Both programs were hopeful that their methods would lend to creating more sound relationships between parents and children. This is especially useful during a time when current events have become so polarizing and pandemic stress is high.
Lessons for parentsResearch suggests that there are many ways for parents to get involved in their children’s character development, and one of the most important things we can do is to model behavior. This not only inspires our kids but can also deepen our relationships with them and improve our well-being even beyond our role as parents.
For example, research suggests that self-compassion goes hand and hand with balanced and calmer parenting. When parents practice self-compassion, they’re better able to be gentle with themselves and feel more connected with others, as opposed to feeling isolated. This enables them to better handle difficult situations, such as divorce and other traumas, and feel less stress. That ability to be mindful and kind to themselves is then extended to the children, as they learn by example and get the benefit of a more relaxed and engaged parent.
When self-compassion is coupled with mindfulness, parents have the unique ability to manage their emotions even chaotic situations. A study that examined the thoughts and behaviors of 62 mothers found those who were able to recognize their less-than-ideal parenting experiences as challenges and not failures were more likely to have a healthy mindset and better relationship with their children.
- Raising Caring, Courageous Kids
The GGSC’s coverage of community-based organizations that provide services to families is supported by the John Templeton Foundation as part of our Raising Caring, Courageous Kids initiative.

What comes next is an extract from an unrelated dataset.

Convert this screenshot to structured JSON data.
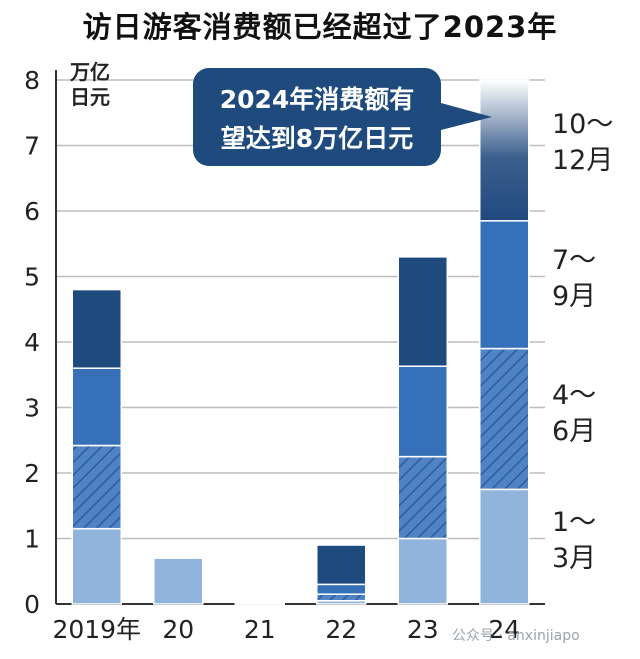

Another resource for difficult parenting situations is having a sense of purpose. Research suggests that fathers who have a sense of purpose make healthier decisions for themselves, practice better daily habits, and are happier. While determining your purpose as a parent is a deep question, it’s beneficial for the entire family. Children can see that you are working for something bigger than yourself, and see the strength that stems from using your voice for a purpose.
Finally, grateful people tend to have greater life satisfaction and better social interactions—and research suggests that grateful parents raise more grateful kids. While there are many different ways for parents to foster gratitude in children, it’s clear that the more children are exposed to it, the more they are able to improve their outlook on life.
Making a lasting impactOne year later, the programs at the United Schools of Indianapolis and the Kaveri Group of Institutes have had lasting effects on their participants. According to Marsh, Kalmaldi, and Kumta, parents have reported the continued effort to practice active listening, mindfulness, and open communication to strengthen connections with their children. Some have even sought out therapy for themselves to further extend their ability to understand and focus on their personal growth.
If more schools employ mindfulness workshops and social-emotional learning programs that highlight character strengths for parents as well as students, the compassionate and open relationships that these parents, children, and teachers cultivated could become more common. But it must be done in a way that doesn’t blame, shame, or isolate parents in the process, suggests Roeser.
“We have to feel safe and then we can venture out into learning new things, but if we’re not feeling seen or heard, we may not feel very confident to do that or receptive to the idea,” says Roeser.
“This kind of programming acts as self-development for the parents, as well as something meaningful to do with their children,” says Melinda Bier, codirector for the Center for Character & Citizenship at the University of Missouri–St. Louis and advisor for the parenting program at the United Schools of Indianapolis. “It gives the parents a chance to learn better skills in a non-threatening way, and that positive work spills over professionally and in other scenarios.”
“These programs are valuable and have positive outcomes. It definitely connects parents and schools in a meaningful way so that students and the community can thrive,” says Bier.